AIG chooses London specialist for electronic yacht insurance facility

URSL yacht insurance Wednesday August 30 2006. AIG, the world’s biggest insurer, has chosen Underwriting Risk Services, a key London specialist, to operate a unique Europe-wide electronic facility for yacht insurance.

As well as being a first in its sector, the totally automated facility is a pioneer in the wider insurance market, which has found it tough to apply technology successfully to the coverage of many risks.

The US based insurer selected the company, a subsidiary of Lloyd’s entity Talbot Holdings and known by the acronym URSL, after months of talks with several candidates bidding to help AIG branch into this segment of the European market.

To allow brokers to secure hull and liability policies for vessels up to a value of €500,000 ($638,000), a website known as Yacht-Mark.com has been launched following trials. It will provide online quotations and produce documents within minutes of binding a risk, removing the need for any manual intervention in the underwriting process.

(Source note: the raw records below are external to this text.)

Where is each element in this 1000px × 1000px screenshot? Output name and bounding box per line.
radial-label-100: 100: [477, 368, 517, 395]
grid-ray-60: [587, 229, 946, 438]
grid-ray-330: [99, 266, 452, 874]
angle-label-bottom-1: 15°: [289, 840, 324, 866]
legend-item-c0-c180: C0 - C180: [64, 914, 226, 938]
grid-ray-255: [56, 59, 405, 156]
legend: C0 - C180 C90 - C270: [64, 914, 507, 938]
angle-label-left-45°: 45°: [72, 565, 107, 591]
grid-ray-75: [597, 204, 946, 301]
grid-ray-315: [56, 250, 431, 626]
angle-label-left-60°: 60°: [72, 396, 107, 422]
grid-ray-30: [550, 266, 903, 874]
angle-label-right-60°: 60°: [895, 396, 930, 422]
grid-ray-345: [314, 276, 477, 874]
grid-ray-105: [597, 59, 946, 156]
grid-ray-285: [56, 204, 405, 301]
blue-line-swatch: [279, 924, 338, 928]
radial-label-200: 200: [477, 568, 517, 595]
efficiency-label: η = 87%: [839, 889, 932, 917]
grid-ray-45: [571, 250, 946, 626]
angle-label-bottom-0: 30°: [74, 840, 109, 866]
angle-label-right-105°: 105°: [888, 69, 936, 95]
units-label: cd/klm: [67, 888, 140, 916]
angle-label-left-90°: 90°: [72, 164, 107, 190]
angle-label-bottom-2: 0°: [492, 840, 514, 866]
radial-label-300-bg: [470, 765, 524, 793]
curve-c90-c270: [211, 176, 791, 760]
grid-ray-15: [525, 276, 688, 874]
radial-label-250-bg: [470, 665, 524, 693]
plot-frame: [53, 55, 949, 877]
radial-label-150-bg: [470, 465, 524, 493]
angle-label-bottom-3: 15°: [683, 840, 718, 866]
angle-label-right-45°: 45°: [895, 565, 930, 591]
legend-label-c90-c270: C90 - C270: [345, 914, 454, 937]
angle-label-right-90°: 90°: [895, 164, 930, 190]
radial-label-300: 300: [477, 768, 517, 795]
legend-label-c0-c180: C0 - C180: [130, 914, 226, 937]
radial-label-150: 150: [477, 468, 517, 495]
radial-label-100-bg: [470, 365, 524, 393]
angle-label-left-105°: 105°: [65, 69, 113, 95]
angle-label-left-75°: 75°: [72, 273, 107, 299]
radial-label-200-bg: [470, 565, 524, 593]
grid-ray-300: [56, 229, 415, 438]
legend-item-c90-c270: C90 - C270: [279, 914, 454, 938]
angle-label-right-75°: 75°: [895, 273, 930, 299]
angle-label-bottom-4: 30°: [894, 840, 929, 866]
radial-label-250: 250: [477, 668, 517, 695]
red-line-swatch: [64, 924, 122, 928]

Documentation in French, Italian and Spanish will be introduced before the end of 2006.

URSL acts as an agent for Lloyd’s and other underwriters and has established considerable headway in the higher value yacht sector through its website yachtsure.com, which has insured limits of $4m, and its Yachtsure brand, which can provide cover up to $58m.

In 2005 URSL underwrote more than £40m ($76m) of premium.

Nicholas Hales, managing director of URSL, said his company has been working on the project with AIG for a year. The only way to approach the business is to create a full ecommerce trading site aimed at European brokers.

URSL commissioned Transactor, a Winchester company whose main field of expertise is call-centre work, to build the technology, which is complex because of the interaction of insurance fields — for instance, when a claim goes above a certain limit, a surveyor is automatically contacted.

Mandatory liability certificates which a broker can print or email to yacht owners are provided for any European territorial waters.

Mr Hales said: “People’s appetite for electronic commerce has changed dramatically in the last two to three years, and brokers are looking at ways of enhancing their margins.

“The UK market is well served, but we are looking at the traditional agency market across Europe. We already have relationships with various European brokers in the field of higher value craft, and we know they have smaller value yachts they want to protect.

“Technology is certainly the key to our continued development. It gives us opportunities to bring additional business to our supporting underwriters speedily and efficiently.”

Mr Hales is working closely with Nick Weltmann, a senior underwriter with with worldwide responsibilities at AIG subsidiary AIU (New York), who wants to expand personal lines business including what the major insurer terms personal watercraft insurance. Nicholas Walsh, executive president of AIG foreign general insurance division, said URSL had demonstrated with Yacht-Mark.com its progressive thinking and commitment to underwriting excellence.